И на какой-то момент, я знала, какого это снова почувствовать, что у тебя есть отец.
И Джон привел меня к Дрю. И наши пути переплелись, как плющ вокруг дерева. Знаете, как это бывает — его семья стала моей семьей, и все, что шло в придачу. Нежные наставления Энн, опека Александры, шуточки Стивена, дразнилки Мэтью… сладкая Маккензи.
И теперь я потеряла их тоже.
Потому что хоть я и не думаю, что они согласятся с тем, что сделал Дрю, как он поступил со мной, вы знаете поговорку: Кровь гуще воды. Так что в конечном итоге, не важно, каким отвратительным они посчитают выбор Дрю, они не примут мою сторону.
— Мисс Брукс, ваша машина снаружи. Вы готовы?
Прежде чем запечатать письмо, я царапаю два слова под подписью. Так жалких непригодных слова.
Мне жаль.
Потом я заставляю свои ноги подняться, и передаю Лу подписанный конверт. Я иду к двери.
Позади я слышу звуковой сигнал лифта. И я останавливаюсь и поворачиваюсь к большим позолоченным двойным дверям.
Я жду.
Надеюсь.
Потому что так обычно бывает в фильмах, не так ли? Нечто замечательное, Девушка в розовом, и любой другой фильм Джона Хьюза, на которых я выросла. Как раз перед тем, как девушка выходит или садится в машину, парень несется за ней вниз по улице.
Догоняет ее.
Кричит ее имя.
Говорит ей, что он не то имел в виду. Ничего такого.

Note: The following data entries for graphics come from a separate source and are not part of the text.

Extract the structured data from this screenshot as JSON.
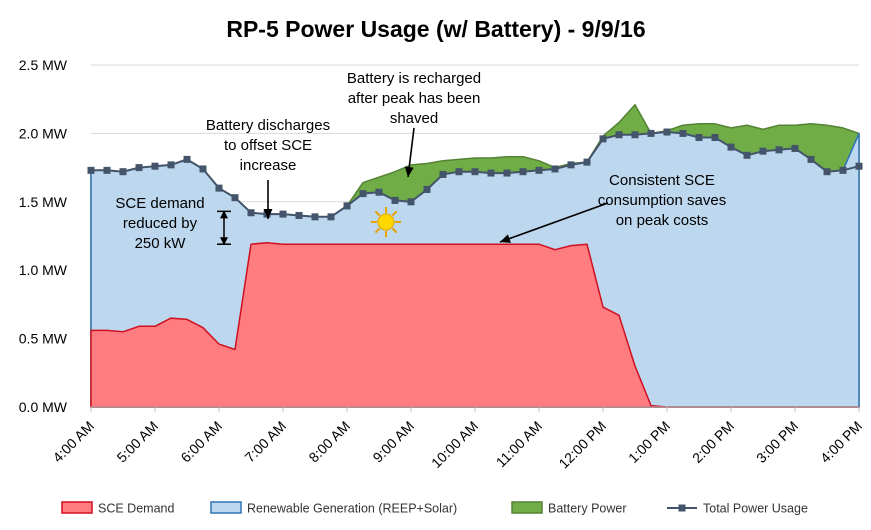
{
  "chart_data": {
    "type": "area",
    "title": "RP-5 Power Usage (w/ Battery) - 9/9/16",
    "xlabel": "",
    "ylabel": "",
    "ylim": [
      0,
      2.5
    ],
    "y_ticks": [
      "0.0 MW",
      "0.5 MW",
      "1.0 MW",
      "1.5 MW",
      "2.0 MW",
      "2.5 MW"
    ],
    "y_tick_values": [
      0,
      0.5,
      1.0,
      1.5,
      2.0,
      2.5
    ],
    "x_ticks": [
      "4:00 AM",
      "5:00 AM",
      "6:00 AM",
      "7:00 AM",
      "8:00 AM",
      "9:00 AM",
      "10:00 AM",
      "11:00 AM",
      "12:00 PM",
      "1:00 PM",
      "2:00 PM",
      "3:00 PM",
      "4:00 PM"
    ],
    "x_tick_hours": [
      4,
      5,
      6,
      7,
      8,
      9,
      10,
      11,
      12,
      13,
      14,
      15,
      16
    ],
    "x_hours": [
      4.0,
      4.25,
      4.5,
      4.75,
      5.0,
      5.25,
      5.5,
      5.75,
      6.0,
      6.25,
      6.5,
      6.75,
      7.0,
      7.25,
      7.5,
      7.75,
      8.0,
      8.25,
      8.5,
      8.75,
      9.0,
      9.25,
      9.5,
      9.75,
      10.0,
      10.25,
      10.5,
      10.75,
      11.0,
      11.25,
      11.5,
      11.75,
      12.0,
      12.25,
      12.5,
      12.75,
      13.0,
      13.25,
      13.5,
      13.75,
      14.0,
      14.25,
      14.5,
      14.75,
      15.0,
      15.25,
      15.5,
      15.75,
      16.0
    ],
    "grid": true,
    "legend_position": "bottom",
    "series": [
      {
        "name": "SCE Demand",
        "type": "area",
        "color": "#ff7c80",
        "edge": "#d01020",
        "values": [
          0.56,
          0.56,
          0.55,
          0.59,
          0.59,
          0.65,
          0.64,
          0.58,
          0.46,
          0.42,
          1.19,
          1.2,
          1.19,
          1.19,
          1.19,
          1.19,
          1.19,
          1.19,
          1.19,
          1.19,
          1.19,
          1.19,
          1.19,
          1.19,
          1.19,
          1.19,
          1.19,
          1.19,
          1.19,
          1.15,
          1.18,
          1.19,
          0.73,
          0.67,
          0.3,
          0.01,
          0.0,
          0.0,
          0.0,
          0.0,
          0.0,
          0.0,
          0.0,
          0.0,
          0.0,
          0.0,
          0.0,
          0.0,
          0.0
        ]
      },
      {
        "name": "Renewable Generation (REEP+Solar)",
        "type": "area",
        "color": "#bdd7ee",
        "edge": "#2e75b6",
        "values": [
          1.73,
          1.73,
          1.72,
          1.75,
          1.76,
          1.77,
          1.81,
          1.74,
          1.6,
          1.53,
          1.42,
          1.41,
          1.41,
          1.4,
          1.39,
          1.39,
          1.47,
          1.56,
          1.57,
          1.51,
          1.5,
          1.59,
          1.7,
          1.72,
          1.72,
          1.71,
          1.71,
          1.72,
          1.73,
          1.74,
          1.77,
          1.79,
          1.96,
          1.99,
          1.99,
          2.0,
          2.01,
          2.0,
          1.97,
          1.97,
          1.9,
          1.84,
          1.87,
          1.88,
          1.89,
          1.81,
          1.72,
          1.73,
          2.0
        ]
      },
      {
        "name": "Battery Power",
        "type": "area",
        "color": "#70ad47",
        "edge": "#548235",
        "values": [
          1.73,
          1.73,
          1.72,
          1.75,
          1.76,
          1.77,
          1.81,
          1.74,
          1.6,
          1.53,
          1.42,
          1.41,
          1.41,
          1.4,
          1.39,
          1.39,
          1.47,
          1.64,
          1.68,
          1.72,
          1.77,
          1.78,
          1.8,
          1.81,
          1.82,
          1.82,
          1.83,
          1.83,
          1.8,
          1.75,
          1.78,
          1.79,
          1.98,
          2.08,
          2.21,
          2.0,
          2.02,
          2.06,
          2.07,
          2.07,
          2.04,
          2.06,
          2.03,
          2.06,
          2.06,
          2.07,
          2.06,
          2.04,
          2.0
        ]
      },
      {
        "name": "Total Power Usage",
        "type": "line",
        "color": "#44546a",
        "values": [
          1.73,
          1.73,
          1.72,
          1.75,
          1.76,
          1.77,
          1.81,
          1.74,
          1.6,
          1.53,
          1.42,
          1.41,
          1.41,
          1.4,
          1.39,
          1.39,
          1.47,
          1.56,
          1.57,
          1.51,
          1.5,
          1.59,
          1.7,
          1.72,
          1.72,
          1.71,
          1.71,
          1.72,
          1.73,
          1.74,
          1.77,
          1.79,
          1.96,
          1.99,
          1.99,
          2.0,
          2.01,
          2.0,
          1.97,
          1.97,
          1.9,
          1.84,
          1.87,
          1.88,
          1.89,
          1.81,
          1.72,
          1.73,
          1.76
        ]
      }
    ],
    "annotations": [
      {
        "key": "sce",
        "lines": [
          "SCE demand",
          "reduced by",
          "250 kW"
        ]
      },
      {
        "key": "discharge",
        "lines": [
          "Battery discharges",
          "to offset SCE",
          "increase"
        ]
      },
      {
        "key": "recharge",
        "lines": [
          "Battery is recharged",
          "after peak has been",
          "shaved"
        ]
      },
      {
        "key": "consistent",
        "lines": [
          "Consistent SCE",
          "consumption saves",
          "on peak costs"
        ]
      }
    ]
  }
}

А потом они целуются. И музыка играет, и идут титры.
Вот чего я хочу прямо сейчас. Счастливого конца, о котором все знают.
Я задерживаю дыхание. И двери открываются.
Хотите угадать, кто там? Давайте, я подожду.
…
Он пуст.
И я чувствую, как в груди все сдавливает. Дыхание учащается, каждый вдох отдается болью, как например когда вы подворачиваете лодыжку. И мой взгляд застилает пелена, когда двери лифта медленно закрываются.